- Diposting oleh : Eko Mudji
- pada tanggal : September 02, 2025
Di timur Nusantara, Pulau Celebesa menjulur seperti bintang yang miring, empat cabang daratan memeluk laut, sementara Gunung Latimojong berdiri seperti pena raksasa yang siap menulis takdir. Malam itu, kabut tipis merunduk pada hutan. Ombak berpendar biru, seolah ada kunang-kunang yang belajar berenang.
Di bibir pantai batu, seekor anoa mungil muncul dari balik semak pandan laut. Namanya Raksa, artinya penjaga. Tubuhnya kecil, tanduknya pendek, tapi matanya memantulkan keberanian yang menolak padam. Ia membawa seutas tali rotan bergantungan biji-biji hutan, tanda perjalanan panjang dari lembah lumut.
“Jika kau kecil,” pesan ibunya di ingatan, “jadilah yang paling teliti.” Raksa menghirup angin asin, menghitung jeda ombak: satu… dua… tiga… datang lagi. Ia membaca ritme alam seperti membaca kalimat pertama buku yang belum pernah dilihatnya.
Ketika ia menapaki karang-karang licin, Raksa mendengar bunyi kecil tok… tok… tok dari arah pasir gelap. Sebutir telur, oval, rapuh, terpisah dari sarangnya, menggigil sendirian. Ombak besar mengancam menyapu.
Raksa menimbang. Jika ia menolong telur itu, ia bisa terseret ombak. Jika ia mengabaikan, nuraninya akan basah oleh sesal. Ia melihat ke timur—awan tebal mengumpal seperti alis yang murka.
“Penjaga melindungi yang lemah,” gumamnya, meski ia sendiri tampak paling lemah di pantai itu.
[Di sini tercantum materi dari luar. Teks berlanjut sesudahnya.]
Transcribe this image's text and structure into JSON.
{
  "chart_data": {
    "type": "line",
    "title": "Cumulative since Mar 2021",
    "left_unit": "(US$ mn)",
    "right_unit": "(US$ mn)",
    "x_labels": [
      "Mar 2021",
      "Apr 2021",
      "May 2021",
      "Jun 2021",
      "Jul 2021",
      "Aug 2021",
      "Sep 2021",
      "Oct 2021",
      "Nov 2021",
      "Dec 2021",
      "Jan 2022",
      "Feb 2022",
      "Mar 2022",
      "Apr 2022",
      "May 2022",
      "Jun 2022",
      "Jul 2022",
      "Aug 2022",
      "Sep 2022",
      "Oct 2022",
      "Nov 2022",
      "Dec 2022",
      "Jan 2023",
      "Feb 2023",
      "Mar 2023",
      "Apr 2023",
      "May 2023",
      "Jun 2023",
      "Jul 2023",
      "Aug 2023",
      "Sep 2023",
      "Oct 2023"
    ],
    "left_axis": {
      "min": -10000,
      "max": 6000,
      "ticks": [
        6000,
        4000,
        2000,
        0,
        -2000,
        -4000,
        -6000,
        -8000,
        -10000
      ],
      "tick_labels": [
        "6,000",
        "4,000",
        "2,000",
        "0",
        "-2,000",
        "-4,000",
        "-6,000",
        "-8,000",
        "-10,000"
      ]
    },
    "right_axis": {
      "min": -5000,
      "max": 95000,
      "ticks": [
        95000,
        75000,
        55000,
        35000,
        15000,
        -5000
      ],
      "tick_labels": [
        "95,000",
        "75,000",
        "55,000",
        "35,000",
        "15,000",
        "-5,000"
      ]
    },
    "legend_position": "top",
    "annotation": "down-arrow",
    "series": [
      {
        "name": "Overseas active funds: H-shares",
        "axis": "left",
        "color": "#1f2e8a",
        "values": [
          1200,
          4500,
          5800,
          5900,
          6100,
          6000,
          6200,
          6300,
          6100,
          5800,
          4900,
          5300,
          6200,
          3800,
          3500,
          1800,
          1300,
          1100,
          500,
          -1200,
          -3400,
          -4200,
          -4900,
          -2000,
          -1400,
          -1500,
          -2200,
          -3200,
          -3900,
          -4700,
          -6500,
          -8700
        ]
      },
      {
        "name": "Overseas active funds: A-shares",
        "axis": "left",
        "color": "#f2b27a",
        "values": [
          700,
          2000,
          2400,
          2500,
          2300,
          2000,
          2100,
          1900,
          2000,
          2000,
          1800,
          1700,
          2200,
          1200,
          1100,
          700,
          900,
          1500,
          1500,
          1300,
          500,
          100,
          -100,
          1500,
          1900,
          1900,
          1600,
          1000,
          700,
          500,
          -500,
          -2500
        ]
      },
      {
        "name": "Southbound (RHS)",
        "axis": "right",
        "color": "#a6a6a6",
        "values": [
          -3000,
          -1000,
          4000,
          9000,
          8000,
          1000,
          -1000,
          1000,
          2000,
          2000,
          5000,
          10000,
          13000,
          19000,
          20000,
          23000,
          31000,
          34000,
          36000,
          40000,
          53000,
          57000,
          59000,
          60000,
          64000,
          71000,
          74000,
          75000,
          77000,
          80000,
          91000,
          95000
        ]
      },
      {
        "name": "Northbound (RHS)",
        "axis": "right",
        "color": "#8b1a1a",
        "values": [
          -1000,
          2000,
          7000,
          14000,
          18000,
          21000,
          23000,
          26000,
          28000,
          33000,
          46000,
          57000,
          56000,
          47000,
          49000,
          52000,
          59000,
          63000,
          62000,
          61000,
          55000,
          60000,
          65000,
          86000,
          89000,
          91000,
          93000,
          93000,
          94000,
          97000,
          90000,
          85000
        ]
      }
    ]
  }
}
Ombak mengangkat tubuhnya sampai kaki nyaris terangkat. Raksa menancapkan kaki kecilnya, menghitung lagi: satu… dua… sekarang! Ia menyelam setengah badan, mengait telur dengan tali rotan, lalu menubruk karang sebagai jangkar. Air menerjang, menggulung, menepuk punggungnya berulang—namun sang anoa menahan, gigi meringis, mata terpejam.
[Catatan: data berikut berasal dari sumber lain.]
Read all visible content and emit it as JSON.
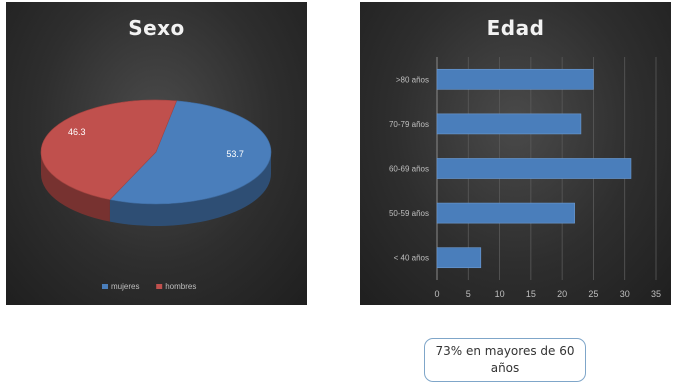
{
  "chart_data": [
    {
      "type": "pie",
      "title": "Sexo",
      "slices": [
        {
          "label": "mujeres",
          "value": 53.7,
          "color": "#4a7ebb"
        },
        {
          "label": "hombres",
          "value": 46.3,
          "color": "#c0504d"
        }
      ],
      "data_labels": [
        "53.7",
        "46.3"
      ],
      "legend_position": "bottom",
      "style": "3d"
    },
    {
      "type": "bar",
      "orientation": "horizontal",
      "title": "Edad",
      "categories": [
        ">80 años",
        "70-79 años",
        "60-69 años",
        "50-59 años",
        "< 40 años"
      ],
      "values": [
        25,
        23,
        31,
        22,
        7
      ],
      "xlim": [
        0,
        35
      ],
      "xticks": [
        0,
        5,
        10,
        15,
        20,
        25,
        30,
        35
      ],
      "grid": true,
      "color": "#4a7ebb"
    }
  ],
  "note": {
    "line1": "73% en mayores de 60",
    "line2": "años"
  }
}
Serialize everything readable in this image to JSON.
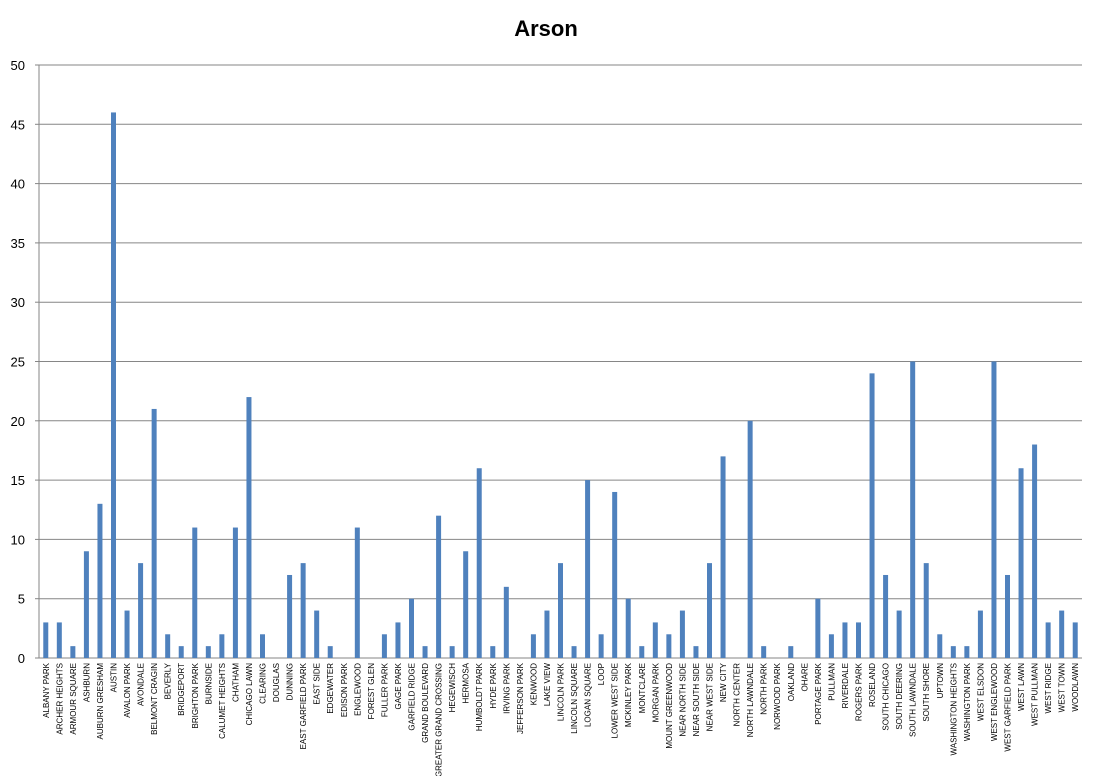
{
  "chart_data": {
    "type": "bar",
    "title": "Arson",
    "xlabel": "",
    "ylabel": "",
    "ylim": [
      0,
      50
    ],
    "yticks": [
      "0",
      "5",
      "10",
      "15",
      "20",
      "25",
      "30",
      "35",
      "40",
      "45",
      "50"
    ],
    "grid": true,
    "legend": "none",
    "colors": {
      "bar": "#4f81bd",
      "grid": "#868686",
      "axis": "#868686"
    },
    "categories": [
      "ALBANY PARK",
      "ARCHER HEIGHTS",
      "ARMOUR SQUARE",
      "ASHBURN",
      "AUBURN GRESHAM",
      "AUSTIN",
      "AVALON PARK",
      "AVONDALE",
      "BELMONT CRAGIN",
      "BEVERLY",
      "BRIDGEPORT",
      "BRIGHTON PARK",
      "BURNSIDE",
      "CALUMET HEIGHTS",
      "CHATHAM",
      "CHICAGO LAWN",
      "CLEARING",
      "DOUGLAS",
      "DUNNING",
      "EAST GARFIELD PARK",
      "EAST SIDE",
      "EDGEWATER",
      "EDISON PARK",
      "ENGLEWOOD",
      "FOREST GLEN",
      "FULLER PARK",
      "GAGE PARK",
      "GARFIELD RIDGE",
      "GRAND BOULEVARD",
      "GREATER GRAND CROSSING",
      "HEGEWISCH",
      "HERMOSA",
      "HUMBOLDT PARK",
      "HYDE PARK",
      "IRVING PARK",
      "JEFFERSON PARK",
      "KENWOOD",
      "LAKE VIEW",
      "LINCOLN PARK",
      "LINCOLN SQUARE",
      "LOGAN SQUARE",
      "LOOP",
      "LOWER WEST SIDE",
      "MCKINLEY PARK",
      "MONTCLARE",
      "MORGAN PARK",
      "MOUNT GREENWOOD",
      "NEAR NORTH SIDE",
      "NEAR SOUTH SIDE",
      "NEAR WEST SIDE",
      "NEW CITY",
      "NORTH CENTER",
      "NORTH LAWNDALE",
      "NORTH PARK",
      "NORWOOD PARK",
      "OAKLAND",
      "OHARE",
      "PORTAGE PARK",
      "PULLMAN",
      "RIVERDALE",
      "ROGERS PARK",
      "ROSELAND",
      "SOUTH CHICAGO",
      "SOUTH DEERING",
      "SOUTH LAWNDALE",
      "SOUTH SHORE",
      "UPTOWN",
      "WASHINGTON HEIGHTS",
      "WASHINGTON PARK",
      "WEST ELSDON",
      "WEST ENGLEWOOD",
      "WEST GARFIELD PARK",
      "WEST LAWN",
      "WEST PULLMAN",
      "WEST RIDGE",
      "WEST TOWN",
      "WOODLAWN"
    ],
    "series": [
      {
        "values": [
          3,
          3,
          1,
          9,
          13,
          46,
          4,
          8,
          21,
          2,
          1,
          11,
          1,
          2,
          11,
          22,
          2,
          0,
          7,
          8,
          4,
          1,
          0,
          11,
          0,
          2,
          3,
          5,
          1,
          12,
          1,
          9,
          16,
          1,
          6,
          0,
          2,
          4,
          8,
          1,
          15,
          2,
          14,
          5,
          1,
          3,
          2,
          4,
          1,
          8,
          17,
          0,
          20,
          1,
          0,
          1,
          0,
          5,
          2,
          3,
          3,
          24,
          7,
          4,
          25,
          8,
          2,
          1,
          1,
          4,
          25,
          7,
          16,
          18,
          3,
          4,
          3
        ]
      }
    ]
  }
}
Dalam deru air, ia mendengar hal aneh, gemerisik seperti halaman buku dibalik oleh angin. Srrrt… srrrt… Suara itu datang dari hutan, seolah memanggil namanya.
Ombak surut, meninggalkan busa yang memanjang seperti tulisan miring. Raksa mengangkat telur itu, meletakkannya di balik akar pandan yang kering. Napasnya memburu, lututnya gemetar, tapi bibirnya tersenyum kecil.
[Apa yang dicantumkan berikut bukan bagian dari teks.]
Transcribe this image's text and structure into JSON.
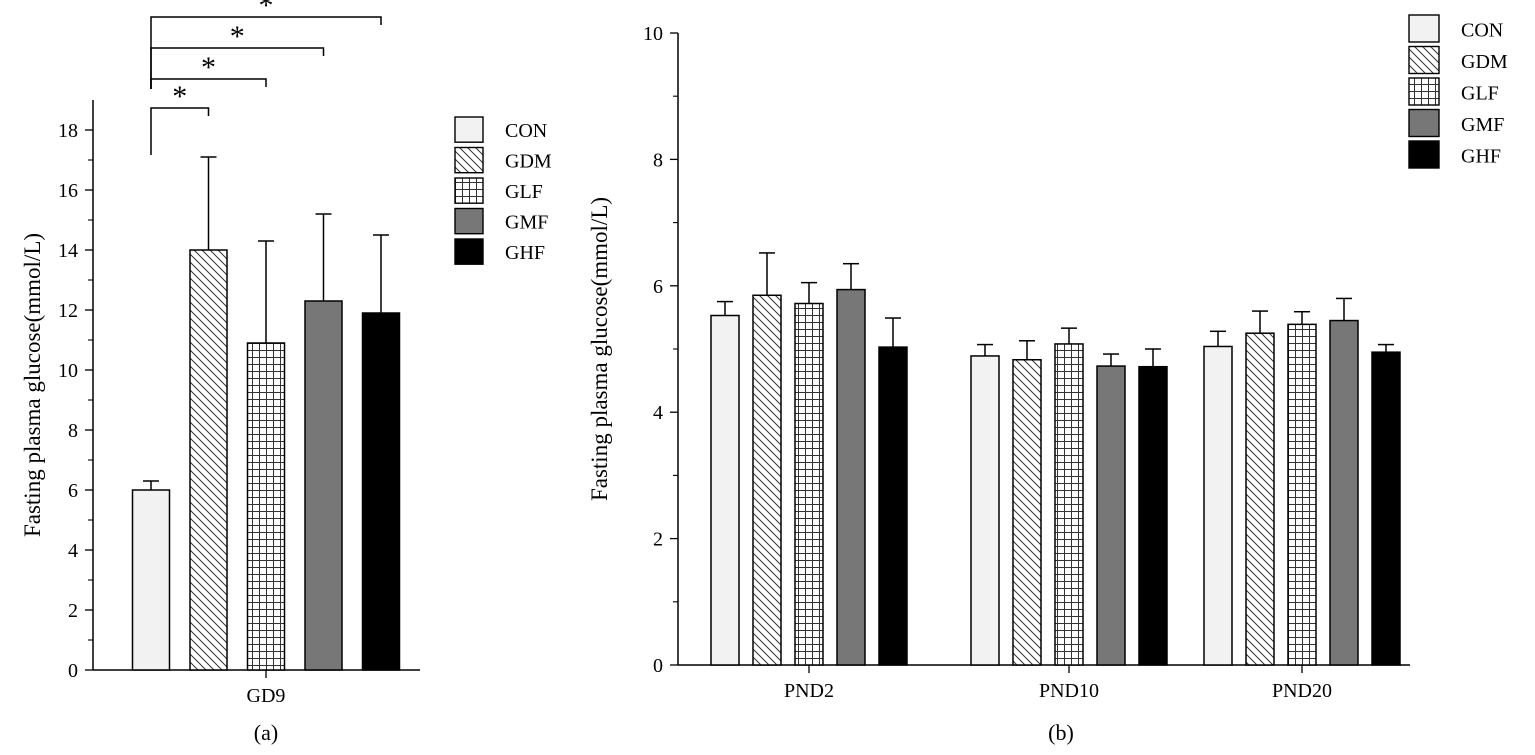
{
  "chart_data": [
    {
      "panel_label": "(a)",
      "type": "bar",
      "ylabel": "Fasting plasma glucose(mmol/L)",
      "xlabel": "",
      "ylim": [
        0,
        19
      ],
      "yticks": [
        0,
        2,
        4,
        6,
        8,
        10,
        12,
        14,
        16,
        18
      ],
      "categories": [
        "GD9"
      ],
      "legend_position": "right",
      "series": [
        {
          "name": "CON",
          "pattern": "light",
          "values": [
            6.0
          ],
          "errors": [
            0.3
          ]
        },
        {
          "name": "GDM",
          "pattern": "diagonal",
          "values": [
            14.0
          ],
          "errors": [
            3.1
          ]
        },
        {
          "name": "GLF",
          "pattern": "grid",
          "values": [
            10.9
          ],
          "errors": [
            3.4
          ]
        },
        {
          "name": "GMF",
          "pattern": "gray",
          "values": [
            12.3
          ],
          "errors": [
            2.9
          ]
        },
        {
          "name": "GHF",
          "pattern": "black",
          "values": [
            11.9
          ],
          "errors": [
            2.6
          ]
        }
      ],
      "significance": [
        {
          "from": "CON",
          "to": "GDM",
          "label": "*"
        },
        {
          "from": "CON",
          "to": "GLF",
          "label": "*"
        },
        {
          "from": "CON",
          "to": "GMF",
          "label": "*"
        },
        {
          "from": "CON",
          "to": "GHF",
          "label": "*"
        }
      ]
    },
    {
      "panel_label": "(b)",
      "type": "bar",
      "ylabel": "Fasting plasma glucose(mmol/L)",
      "xlabel": "",
      "ylim": [
        0,
        10
      ],
      "yticks": [
        0,
        2,
        4,
        6,
        8,
        10
      ],
      "categories": [
        "PND2",
        "PND10",
        "PND20"
      ],
      "legend_position": "top-right",
      "series": [
        {
          "name": "CON",
          "pattern": "light",
          "values": [
            5.53,
            4.89,
            5.04
          ],
          "errors": [
            0.22,
            0.18,
            0.24
          ]
        },
        {
          "name": "GDM",
          "pattern": "diagonal",
          "values": [
            5.85,
            4.83,
            5.25
          ],
          "errors": [
            0.67,
            0.3,
            0.35
          ]
        },
        {
          "name": "GLF",
          "pattern": "grid",
          "values": [
            5.72,
            5.08,
            5.39
          ],
          "errors": [
            0.33,
            0.25,
            0.2
          ]
        },
        {
          "name": "GMF",
          "pattern": "gray",
          "values": [
            5.94,
            4.73,
            5.45
          ],
          "errors": [
            0.41,
            0.19,
            0.35
          ]
        },
        {
          "name": "GHF",
          "pattern": "black",
          "values": [
            5.03,
            4.72,
            4.95
          ],
          "errors": [
            0.46,
            0.28,
            0.12
          ]
        }
      ]
    }
  ]
}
“Maaf, aku lamban,” katanya pada telur, “tapi aku tidak akan bohong: tadi aku takut.” Ia mengakui ketakutan itu kepada dirinya sendiri—dan merasa dadanya ringan.
Angin meredup. Di kejauhan, hutan menyala kehijauan, seolah daun-daun berbisik. Di pasir, jejak busa membentuk kata yang bisa dibaca oleh siapa pun yang teliti: RAKSA. Lalu tiga dentang halus melayang dari jantung rimba—ting… ting… ting…—bunyi yang hanya terdengar oleh calon murid dari Sekolah Rahasia.
Raksa menoleh pada telur yang diselamatkannya. “Aku akan kembali setelah tahu dari mana kau berasal,” janjinya. Ia melangkah ke arah hutan, mengikuti dentang itu. Kabut membuka jalan seperti halaman dibalik—srrrt—membentuk lorong daun yang tak ada sedetik sebelumnya.